Where were we? Right. One of these where I couldn’t get any traction right away (I try to solve the WSJ metas on Thursday afternoons if I am not out somewhere) so I put it aside and then bugged Jesse about it on Friday when I figured he wasn’t getting any work done either. Apparently this was a pretty simple one but I couldn’t make any sense of it even with him saying, patiently, “what do the numbers SEVEN and ELEVEN suggest?” (Oooh! I know! Retired New York Giants football player Phil Simms! and … some other guy!) No, look at the grid. Do you see anything that SEVEN and ELEVEN might suggest? (I was beginning to sense some impatience through the series of internet tubes.) Are there, like, seven things and then, like, eleven other things? Does seven + eleven = something? Do they sell beer at 7-11, because I could use one?

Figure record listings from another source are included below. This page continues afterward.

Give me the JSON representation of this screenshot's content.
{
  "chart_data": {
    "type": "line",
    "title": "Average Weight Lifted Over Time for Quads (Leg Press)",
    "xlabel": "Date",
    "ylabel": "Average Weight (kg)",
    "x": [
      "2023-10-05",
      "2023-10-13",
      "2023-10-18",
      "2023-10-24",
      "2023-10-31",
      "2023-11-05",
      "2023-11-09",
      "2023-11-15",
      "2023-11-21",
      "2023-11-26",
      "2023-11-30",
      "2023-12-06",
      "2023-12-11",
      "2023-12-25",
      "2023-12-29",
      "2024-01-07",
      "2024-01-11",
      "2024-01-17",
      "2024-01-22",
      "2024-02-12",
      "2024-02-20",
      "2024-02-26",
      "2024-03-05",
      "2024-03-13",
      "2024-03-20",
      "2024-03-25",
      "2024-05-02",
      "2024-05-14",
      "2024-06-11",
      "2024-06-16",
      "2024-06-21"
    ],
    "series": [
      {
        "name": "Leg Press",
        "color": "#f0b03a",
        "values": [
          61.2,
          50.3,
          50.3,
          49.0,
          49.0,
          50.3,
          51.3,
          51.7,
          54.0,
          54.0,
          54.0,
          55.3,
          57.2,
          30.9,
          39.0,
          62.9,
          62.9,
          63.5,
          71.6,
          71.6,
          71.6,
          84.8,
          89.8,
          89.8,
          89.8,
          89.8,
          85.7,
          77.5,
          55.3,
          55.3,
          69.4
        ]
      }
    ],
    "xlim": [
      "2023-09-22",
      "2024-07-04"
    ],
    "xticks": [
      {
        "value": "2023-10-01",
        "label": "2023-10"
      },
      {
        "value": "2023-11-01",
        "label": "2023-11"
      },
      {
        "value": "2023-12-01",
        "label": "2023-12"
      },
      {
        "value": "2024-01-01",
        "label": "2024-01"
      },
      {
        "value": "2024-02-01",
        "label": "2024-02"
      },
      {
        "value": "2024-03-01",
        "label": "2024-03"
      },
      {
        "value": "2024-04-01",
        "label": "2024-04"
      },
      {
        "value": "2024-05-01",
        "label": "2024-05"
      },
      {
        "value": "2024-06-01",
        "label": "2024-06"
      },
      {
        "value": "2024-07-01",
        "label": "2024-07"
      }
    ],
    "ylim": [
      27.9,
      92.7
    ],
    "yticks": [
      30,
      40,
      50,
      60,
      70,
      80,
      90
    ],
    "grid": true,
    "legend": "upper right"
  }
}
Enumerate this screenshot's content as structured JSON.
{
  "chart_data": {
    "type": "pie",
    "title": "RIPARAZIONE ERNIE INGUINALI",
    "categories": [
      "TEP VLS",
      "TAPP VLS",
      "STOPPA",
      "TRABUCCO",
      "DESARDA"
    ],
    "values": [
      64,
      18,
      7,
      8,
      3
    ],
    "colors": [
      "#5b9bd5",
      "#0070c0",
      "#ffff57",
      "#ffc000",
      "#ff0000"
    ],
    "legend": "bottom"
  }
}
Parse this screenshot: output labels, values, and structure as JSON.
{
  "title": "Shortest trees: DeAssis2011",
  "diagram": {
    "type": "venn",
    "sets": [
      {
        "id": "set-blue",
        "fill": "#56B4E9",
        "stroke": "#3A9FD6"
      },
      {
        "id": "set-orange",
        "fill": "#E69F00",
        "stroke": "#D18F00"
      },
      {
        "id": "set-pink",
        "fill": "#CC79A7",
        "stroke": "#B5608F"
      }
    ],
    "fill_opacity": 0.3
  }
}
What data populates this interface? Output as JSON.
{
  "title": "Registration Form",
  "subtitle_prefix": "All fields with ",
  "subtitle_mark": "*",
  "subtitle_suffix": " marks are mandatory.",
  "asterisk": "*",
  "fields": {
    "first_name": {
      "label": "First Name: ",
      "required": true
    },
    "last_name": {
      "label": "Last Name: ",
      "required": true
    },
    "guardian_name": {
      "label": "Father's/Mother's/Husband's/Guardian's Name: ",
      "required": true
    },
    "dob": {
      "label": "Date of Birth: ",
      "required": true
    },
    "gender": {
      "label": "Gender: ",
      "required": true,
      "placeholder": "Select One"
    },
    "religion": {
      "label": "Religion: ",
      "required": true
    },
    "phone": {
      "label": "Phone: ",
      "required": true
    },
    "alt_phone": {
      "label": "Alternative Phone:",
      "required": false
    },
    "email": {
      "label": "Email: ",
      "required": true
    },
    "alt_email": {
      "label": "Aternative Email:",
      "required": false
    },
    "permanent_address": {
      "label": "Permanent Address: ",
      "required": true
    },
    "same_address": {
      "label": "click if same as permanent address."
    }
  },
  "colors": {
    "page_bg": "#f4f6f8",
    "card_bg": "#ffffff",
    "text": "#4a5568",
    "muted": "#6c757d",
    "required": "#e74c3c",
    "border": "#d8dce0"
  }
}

Anyway, I hope he was laughing at me because I got hoist with my own petard as it were.
Ohhhhhh. Need more h‘s in that oh: Ohhhhhhhhhhh. If you take the first letters of all the entries that are SEVEN letters long, and also the first letters of all the entries that are ELEVEN letters long, they spell out, in order of grid placement:
T H R E E M U S K E T E E R S
Namely, the candy bar … which is certainly something you can buy at
34-Across 7-11. My favorite mainstream candy bar of late is the Milky Way Midnight, a dark chocolate version of the standard Milky Way and which I claimed as a parent tax from my kids’ Halloween hauls this year.
Two WSJ metas in a row that go to eleven. Why didn’t they just make the metas that go to ten a little harder?